"Lunch Shaming" and Other Types of Criticism Parents Get From Schools

Seriously, parents, can you not do anything right?! Seems like a condescending question to pose, but schools and teachers are creating scenarios lately that make you wonder if that's what they really think.

Take this situation, for example: Leeza Pearson packed her 5-year-old a lunch containing a sandwich, a string cheese, and a package of four Oreo cookies — seems pretty harmless, right? Wrong. Feel whatever way you'd like about the cookies being a third of the child's lunch, because this story isn't about the nutritional value of (delicious) Oreos, it's about how the child's preschool teacher handled them being in this little girl's lunch bag. The cookies were taken from the child, and a note from the teacher, which seemed like it was representing the entire preschool, was left in the lunch box.

Dear Parents, it is very important that all students have a nutritious lunch. This is a public school setting and all children are required to have a fruit, a vegetable and a heavy snack from home, along with a milk. If they have potatoes, the child will also need bread to go along with it. Lunchables, chips, fruit snacks, and peanut butter are not considered to be a healthy snack. This is a very important part of our program and we need everyone's participation.

The dean of the preschool plans to speak to the teacher in question because it is not school policy to tell parents what to pack their kids for lunch, though they do their best to promote healthy eating (if healthy eating means packing your child potatoes and bread — apparently it's all the carbs or none).

Another incident of shaming comes from a kindergarten classroom in which a 5-year-old was told to put a t-shirt over her almost-floor-length spaghetti-strap dress, and — wait for it — jeans underneath.
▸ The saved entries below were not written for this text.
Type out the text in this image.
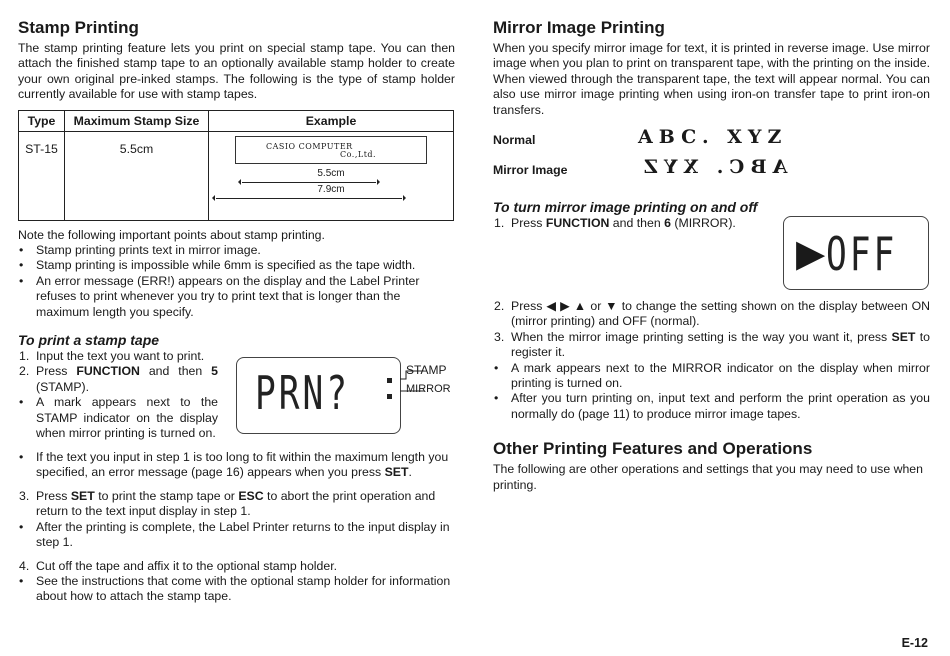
Stamp Printing

The stamp printing feature lets you print on special stamp tape. You can then attach the finished stamp tape to an optionally available stamp holder to create your own original pre-inked stamps. The following is the type of stamp holder currently available for use with stamp tapes.

Type	Maximum Stamp Size	Example
ST-15	5.5cm	CASIO COMPUTER
Co.,Ltd.
5.5cm
7.9cm

Note the following important points about stamp printing.

• Stamp printing prints text in mirror image.
• Stamp printing is impossible while 6mm is specified as the tape width.
• An error message (ERR!) appears on the display and the Label Printer refuses to print whenever you try to print text that is longer than the maximum length you specify.
To print a stamp tape
1. Input the text you want to print.
2. Press FUNCTION and then 5 (STAMP).
• A mark appears next to the STAMP indicator on the display when mirror printing is turned on.
PRN?	STAMP
MIRROR
• If the text you input in step 1 is too long to fit within the maximum length you specified, an error message (page 16) appears when you press SET.
3. Press SET to print the stamp tape or ESC to abort the print operation and return to the text input display in step 1.
• After the printing is complete, the Label Printer returns to the input display in step 1.
4. Cut off the tape and affix it to the optional stamp holder.
• See the instructions that come with the optional stamp holder for information about how to attach the stamp tape.
Mirror Image Printing

When you specify mirror image for text, it is printed in reverse image. Use mirror image when you plan to print on transparent tape, with the printing on the inside. When viewed through the transparent tape, the text will appear normal. You can also use mirror image printing when using iron-on transfer tape to print iron-on transfers.

Normal	ABC. XYZ
Mirror Image	ABC. XYZ
To turn mirror image printing on and off
1. Press FUNCTION and then 6 (MIRROR).
▶ OFF
2. Press ◀ ▶ ▲ or ▼ to change the setting shown on the display between ON (mirror printing) and OFF (normal).
3. When the mirror image printing setting is the way you want it, press SET to register it.
• A mark appears next to the MIRROR indicator on the display when mirror printing is turned on.
• After you turn printing on, input text and perform the print operation as you normally do (page 11) to produce mirror image tapes.
Other Printing Features and Operations

The following are other operations and settings that you may need to use when printing.

E-12
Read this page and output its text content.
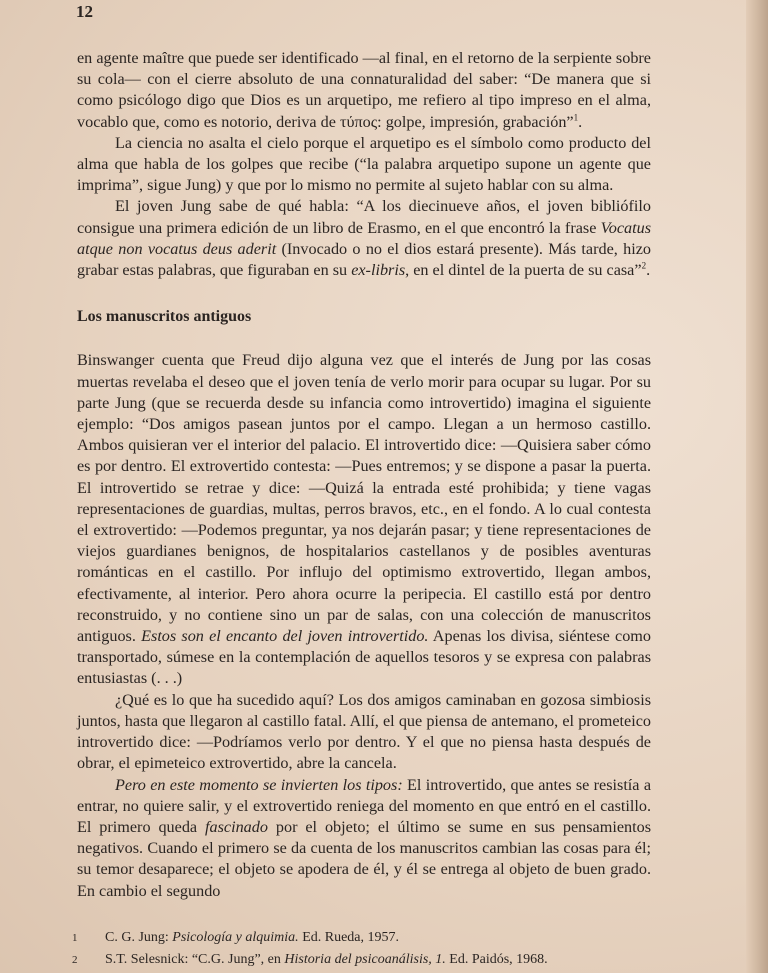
12

en agente maître que puede ser identificado —al final, en el retorno de la serpiente sobre su cola— con el cierre absoluto de una connaturalidad del saber: “De manera que si como psicólogo digo que Dios es un arquetipo, me refiero al tipo impreso en el alma, vocablo que, como es notorio, deriva de τύπος: golpe, impresión, grabación”$^1$.

La ciencia no asalta el cielo porque el arquetipo es el símbolo como producto del alma que habla de los golpes que recibe (“la palabra arquetipo supone un agente que imprima”, sigue Jung) y que por lo mismo no permite al sujeto hablar con su alma.

El joven Jung sabe de qué habla: “A los diecinueve años, el joven bibliófilo consigue una primera edición de un libro de Erasmo, en el que encontró la frase Vocatus atque non vocatus deus aderit (Invocado o no el dios estará presente). Más tarde, hizo grabar estas palabras, que figuraban en su ex-libris, en el dintel de la puerta de su casa”$^2$.

Los manuscritos antiguos

Binswanger cuenta que Freud dijo alguna vez que el interés de Jung por las cosas muertas revelaba el deseo que el joven tenía de verlo morir para ocupar su lugar. Por su parte Jung (que se recuerda desde su infancia como introvertido) imagina el siguiente ejemplo: “Dos amigos pasean juntos por el campo. Llegan a un hermoso castillo. Ambos quisieran ver el interior del palacio. El introvertido dice: —Quisiera saber cómo es por dentro. El extrovertido contesta: —Pues entremos; y se dispone a pasar la puerta. El introvertido se retrae y dice: —Quizá la entrada esté prohibida; y tiene vagas representaciones de guardias, multas, perros bravos, etc., en el fondo. A lo cual contesta el extrovertido: —Podemos preguntar, ya nos dejarán pasar; y tiene representaciones de viejos guardianes benignos, de hospitalarios castellanos y de posibles aventuras románticas en el castillo. Por influjo del optimismo extrovertido, llegan ambos, efectivamente, al interior. Pero ahora ocurre la peripecia. El castillo está por dentro reconstruido, y no contiene sino un par de salas, con una colección de manuscritos antiguos. Estos son el encanto del joven introvertido. Apenas los divisa, siéntese como transportado, súmese en la contemplación de aquellos tesoros y se expresa con palabras entusiastas (. . .)

¿Qué es lo que ha sucedido aquí? Los dos amigos caminaban en gozosa simbiosis juntos, hasta que llegaron al castillo fatal. Allí, el que piensa de antemano, el prometeico introvertido dice: —Podríamos verlo por dentro. Y el que no piensa hasta después de obrar, el epimeteico extrovertido, abre la cancela.

Pero en este momento se invierten los tipos: El introvertido, que antes se resistía a entrar, no quiere salir, y el extrovertido reniega del momento en que entró en el castillo. El primero queda fascinado por el objeto; el último se sume en sus pensamientos negativos. Cuando el primero se da cuenta de los manuscritos cambian las cosas para él; su temor desaparece; el objeto se apodera de él, y él se entrega al objeto de buen grado. En cambio el segundo

1	C. G. Jung: Psicología y alquimia. Ed. Rueda, 1957.
2	S.T. Selesnick: “C.G. Jung”, en Historia del psicoanálisis, 1. Ed. Paidós, 1968.
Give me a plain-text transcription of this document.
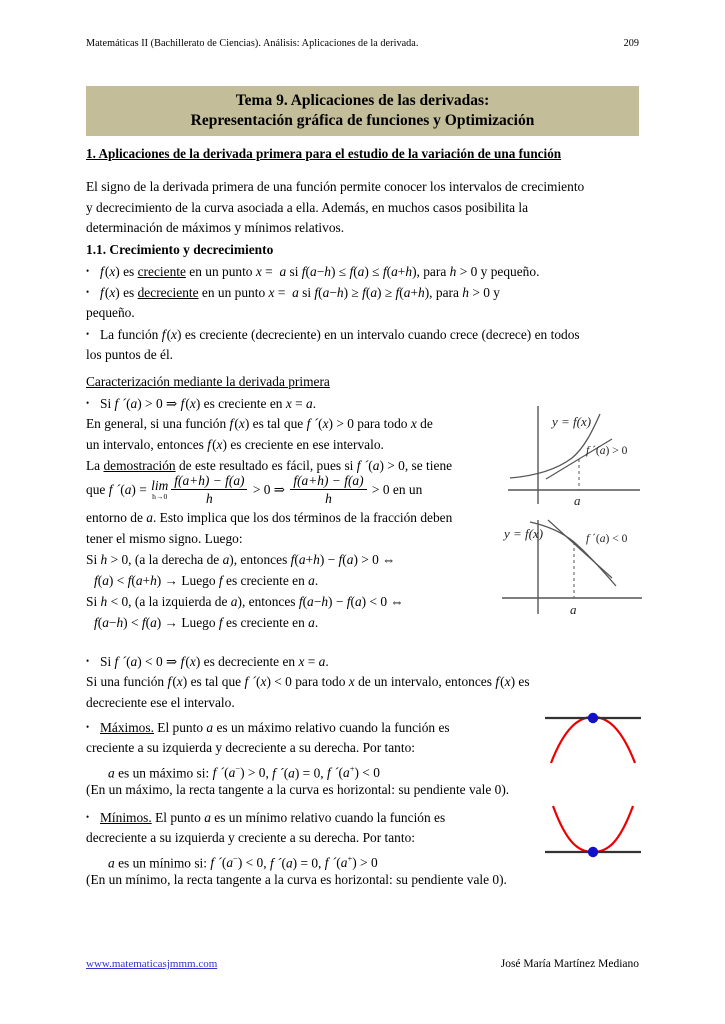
Matemáticas II (Bachillerato de Ciencias). Análisis: Aplicaciones de la derivada.	209
Tema 9. Aplicaciones de las derivadas:
Representación gráfica de funciones y Optimización
1. Aplicaciones de la derivada primera para el estudio de la variación de una función
El signo de la derivada primera de una función permite conocer los intervalos de crecimiento
y decrecimiento de la curva asociada a ella. Además, en muchos casos posibilita la
determinación de máximos y mínimos relativos.
1.1. Crecimiento y decrecimiento
•f (x) es creciente en un punto x =  a si f(a−h) ≤ f(a) ≤ f(a+h), para h > 0 y pequeño.
•f (x) es decreciente en un punto x =  a si f(a−h) ≥ f(a) ≥ f(a+h), para h > 0 y
pequeño.
•La función f (x) es creciente (decreciente) en un intervalo cuando crece (decrece) en todos
los puntos de él.
Caracterización mediante la derivada primera
•Si f ´(a) > 0 ⇒ f (x) es creciente en x = a.
En general, si una función f (x) es tal que f ´(x) > 0 para todo x de
un intervalo, entonces f (x) es creciente en ese intervalo.
La demostración de este resultado es fácil, pues si f ´(a) > 0, se tiene
que f ´(a) = lim
$h\to 0 \frac{f(a+h) - f(a)}{h} > 0$ ⇒ $\frac{f(a+h) - f(a)}{h} > 0$ en un
entorno de a. Esto implica que los dos términos de la fracción deben
tener el mismo signo. Luego:
Si h > 0, (a la derecha de a), entonces f(a+h) − f(a) > 0 ⇔
f(a) < f(a+h) → Luego f es creciente en a.
Si h < 0, (a la izquierda de a), entonces f(a−h) − f(a) < 0 ⇔
f(a−h) < f(a) → Luego f es creciente en a.
•Si f ´(a) < 0 ⇒ f (x) es decreciente en x = a.
Si una función f (x) es tal que f ´(x) < 0 para todo x de un intervalo, entonces f (x) es
decreciente ese el intervalo.
•Máximos. El punto a es un máximo relativo cuando la función es
creciente a su izquierda y decreciente a su derecha. Por tanto:
a es un máximo si: f ´(a−) > 0, f ´(a) = 0, f ´(a+) < 0
(En un máximo, la recta tangente a la curva es horizontal: su pendiente vale 0).
•Mínimos. El punto a es un mínimo relativo cuando la función es
decreciente a su izquierda y creciente a su derecha. Por tanto:
a es un mínimo si: f ´(a−) < 0, f ´(a) = 0, f ´(a+) > 0
(En un mínimo, la recta tangente a la curva es horizontal: su pendiente vale 0).
y = f(x)
f ´(a) > 0
a
y = f(x)	f ´(a) < 0
a
www.matematicasjmmm.com	José María Martínez Mediano
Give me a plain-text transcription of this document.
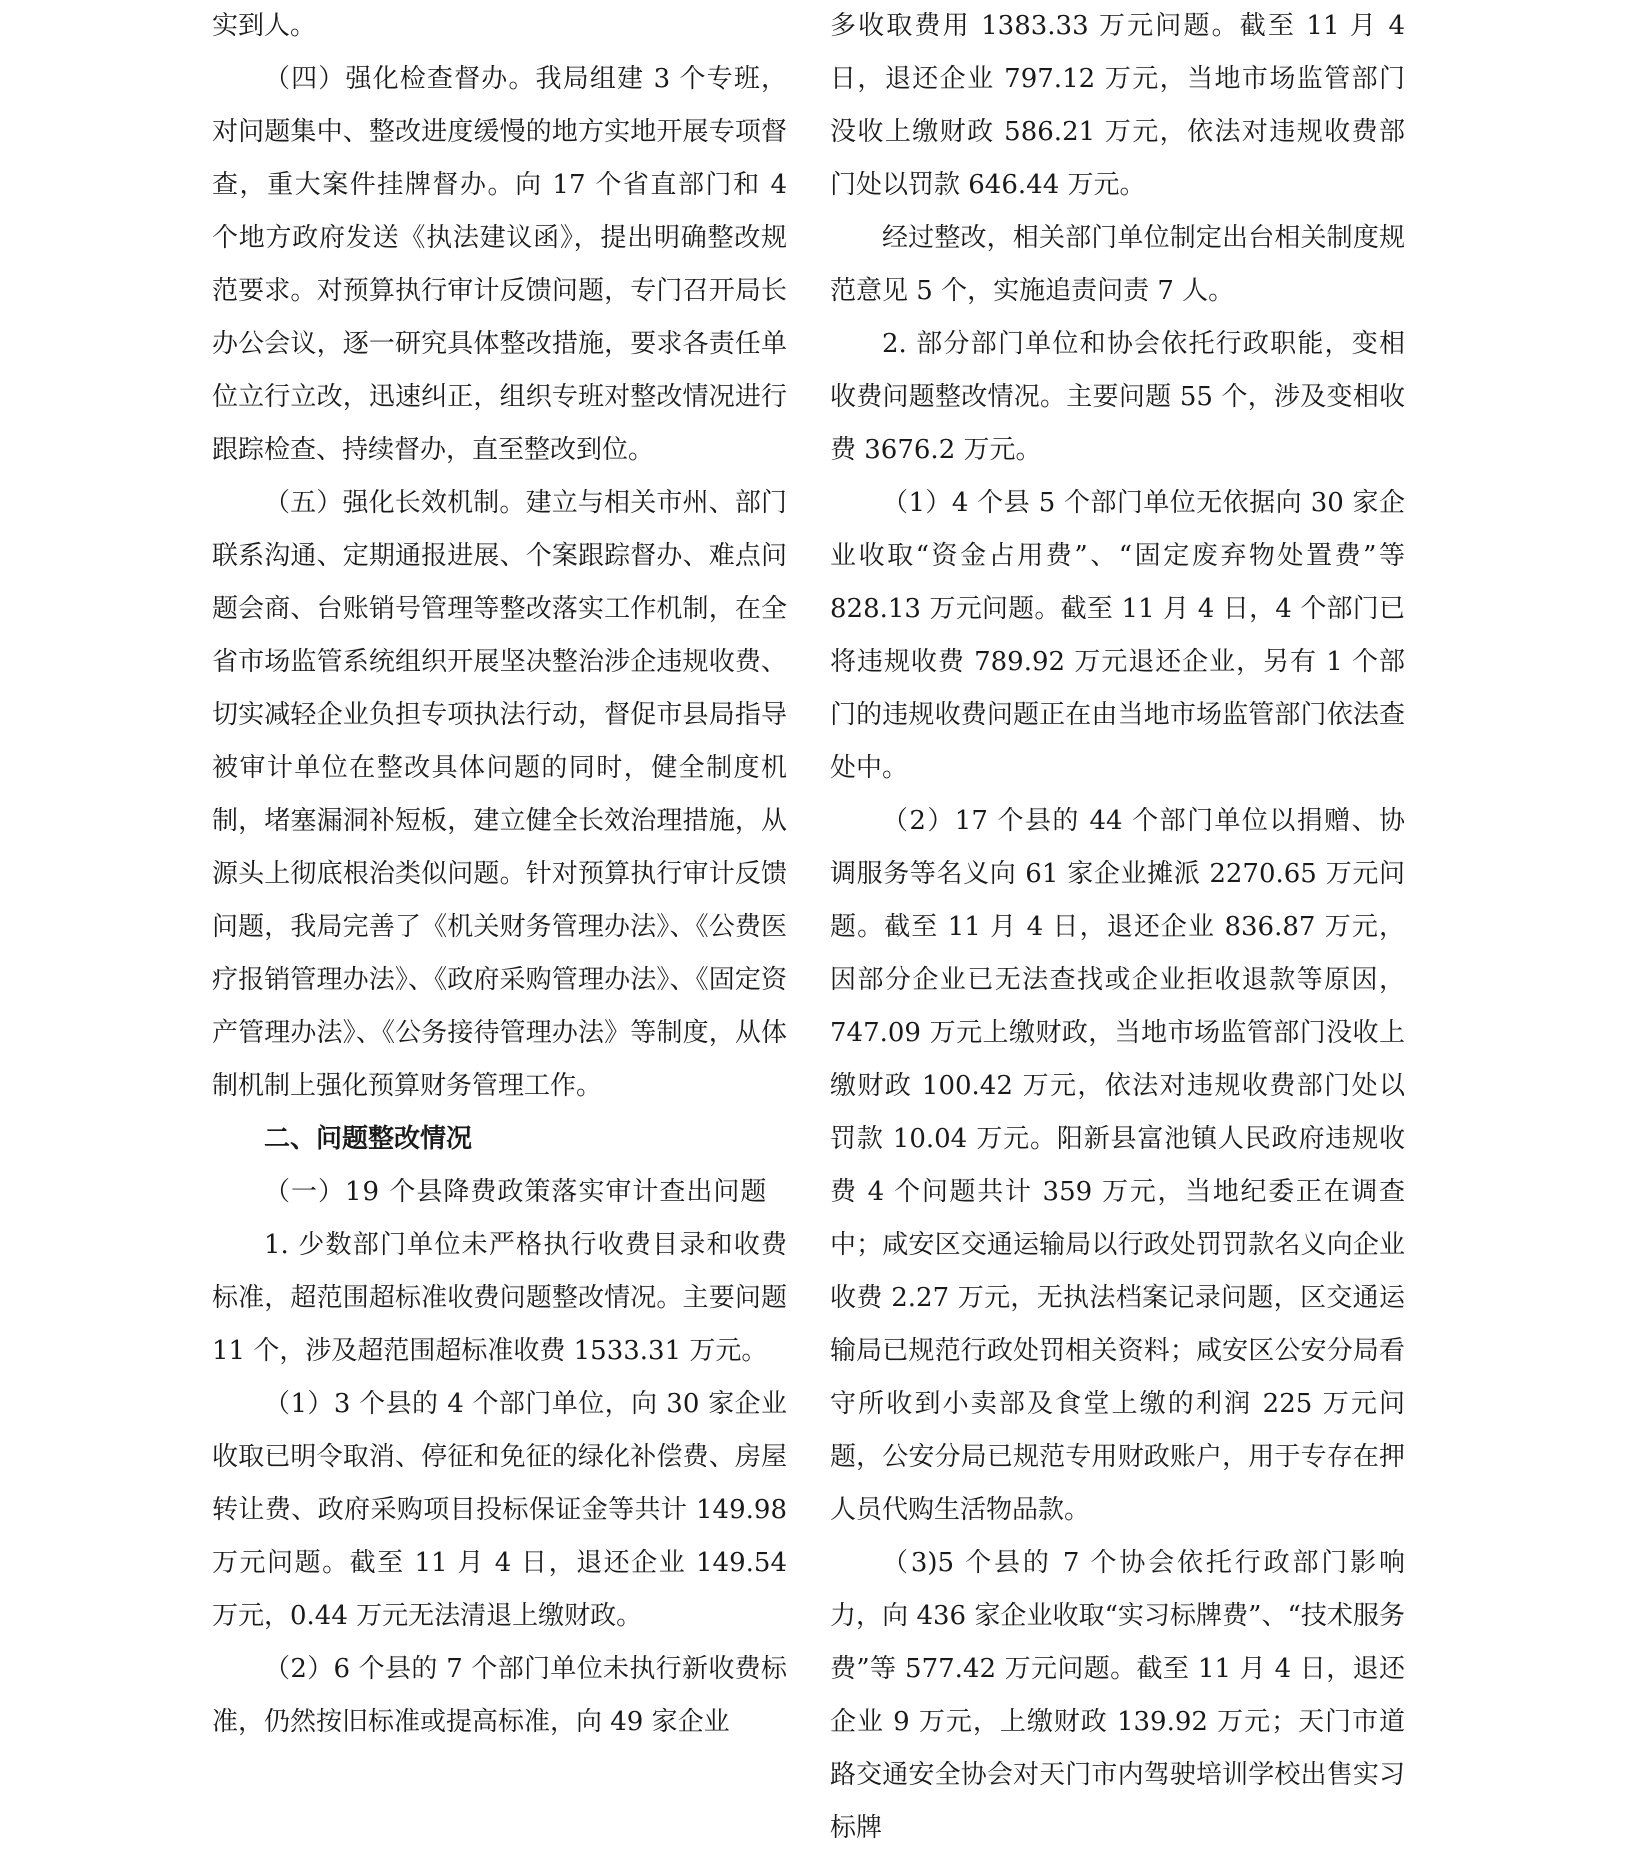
实到人。

（四）强化检查督办。我局组建 3 个专班，对问题集中、整改进度缓慢的地方实地开展专项督查，重大案件挂牌督办。向 17 个省直部门和 4 个地方政府发送《执法建议函》，提出明确整改规范要求。对预算执行审计反馈问题，专门召开局长办公会议，逐一研究具体整改措施，要求各责任单位立行立改，迅速纠正，组织专班对整改情况进行跟踪检查、持续督办，直至整改到位。

（五）强化长效机制。建立与相关市州、部门联系沟通、定期通报进展、个案跟踪督办、难点问题会商、台账销号管理等整改落实工作机制，在全省市场监管系统组织开展坚决整治涉企违规收费、切实减轻企业负担专项执法行动，督促市县局指导被审计单位在整改具体问题的同时，健全制度机制，堵塞漏洞补短板，建立健全长效治理措施，从源头上彻底根治类似问题。针对预算执行审计反馈问题，我局完善了《机关财务管理办法》、《公费医疗报销管理办法》、《政府采购管理办法》、《固定资产管理办法》、《公务接待管理办法》等制度，从体制机制上强化预算财务管理工作。

二、问题整改情况

（一）19 个县降费政策落实审计查出问题

1. 少数部门单位未严格执行收费目录和收费标准，超范围超标准收费问题整改情况。主要问题 11 个，涉及超范围超标准收费 1533.31 万元。

（1）3 个县的 4 个部门单位，向 30 家企业收取已明令取消、停征和免征的绿化补偿费、房屋转让费、政府采购项目投标保证金等共计 149.98 万元问题。截至 11 月 4 日，退还企业 149.54 万元，0.44 万元无法清退上缴财政。

（2）6 个县的 7 个部门单位未执行新收费标准，仍然按旧标准或提高标准，向 49 家企业

多收取费用 1383.33 万元问题。截至 11 月 4 日，退还企业 797.12 万元，当地市场监管部门没收上缴财政 586.21 万元，依法对违规收费部门处以罚款 646.44 万元。

经过整改，相关部门单位制定出台相关制度规范意见 5 个，实施追责问责 7 人。

2. 部分部门单位和协会依托行政职能，变相收费问题整改情况。主要问题 55 个，涉及变相收费 3676.2 万元。

（1）4 个县 5 个部门单位无依据向 30 家企业收取“资金占用费”、“固定废弃物处置费”等 828.13 万元问题。截至 11 月 4 日，4 个部门已将违规收费 789.92 万元退还企业，另有 1 个部门的违规收费问题正在由当地市场监管部门依法查处中。

（2）17 个县的 44 个部门单位以捐赠、协调服务等名义向 61 家企业摊派 2270.65 万元问题。截至 11 月 4 日，退还企业 836.87 万元，因部分企业已无法查找或企业拒收退款等原因，747.09 万元上缴财政，当地市场监管部门没收上缴财政 100.42 万元，依法对违规收费部门处以罚款 10.04 万元。阳新县富池镇人民政府违规收费 4 个问题共计 359 万元，当地纪委正在调查中；咸安区交通运输局以行政处罚罚款名义向企业收费 2.27 万元，无执法档案记录问题，区交通运输局已规范行政处罚相关资料；咸安区公安分局看守所收到小卖部及食堂上缴的利润 225 万元问题，公安分局已规范专用财政账户，用于专存在押人员代购生活物品款。

（3)5 个县的 7 个协会依托行政部门影响力，向 436 家企业收取“实习标牌费”、“技术服务费”等 577.42 万元问题。截至 11 月 4 日，退还企业 9 万元，上缴财政 139.92 万元；天门市道路交通安全协会对天门市内驾驶培训学校出售实习标牌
Her father, Jef Rouner, commented that being a father of a girl, he wasn't surprised to see a dress code issue come into his home — he just didn't think it would happen when his daughter was 5.

"What do you mean dress code shaming will be a thing for the rest of my life." #sorryhaveanicecream pic.twitter.com/P3LJXo6sPA

— Jef Rouner (@jefrouner) April 20, 2015

Rouner looked into the dress code at his daughter's school and wasn't surprised to see that there weren't any guidelines for boys. He remarked, "Essentially, a school dress code exists to prevent girls from displaying too much of their bodies because reasons. I didn't pick up my daughter's dress at My First Stripperwear. It's not repurposed fetish gear from a store for very short people. It's a dress from a mall chain store in her size. It covers everything but her shoulders and a small section of her upper chest and back."

He said it wasn't even the t-shirt over the top that bothered him, but "it's the pants they made her wear underneath. It's a full-length dress that she has to hold up to keep from getting wet in uncut grass . . . because the top part of her dress apparently exposed the immoral sinfulness of her bare shoulders she also had to pull on jeans . . . as part of her punishment."

It's little things like this lunch box note and dress code punishment that resonate so largely with parents everywhere. Shaming of this sort makes parents who are likely doing their best feel inadequate, at a time when there is already an overwhelming amount of pressure from the rest of the world regarding how to parent "correctly." Many parents respond to this type of thing perfectly, attempting to put schools in their place, but these incidents definitely pose a larger question about our society — do we still believe in the saying that "it takes a village to raise a child," or should everyone be minding their own business?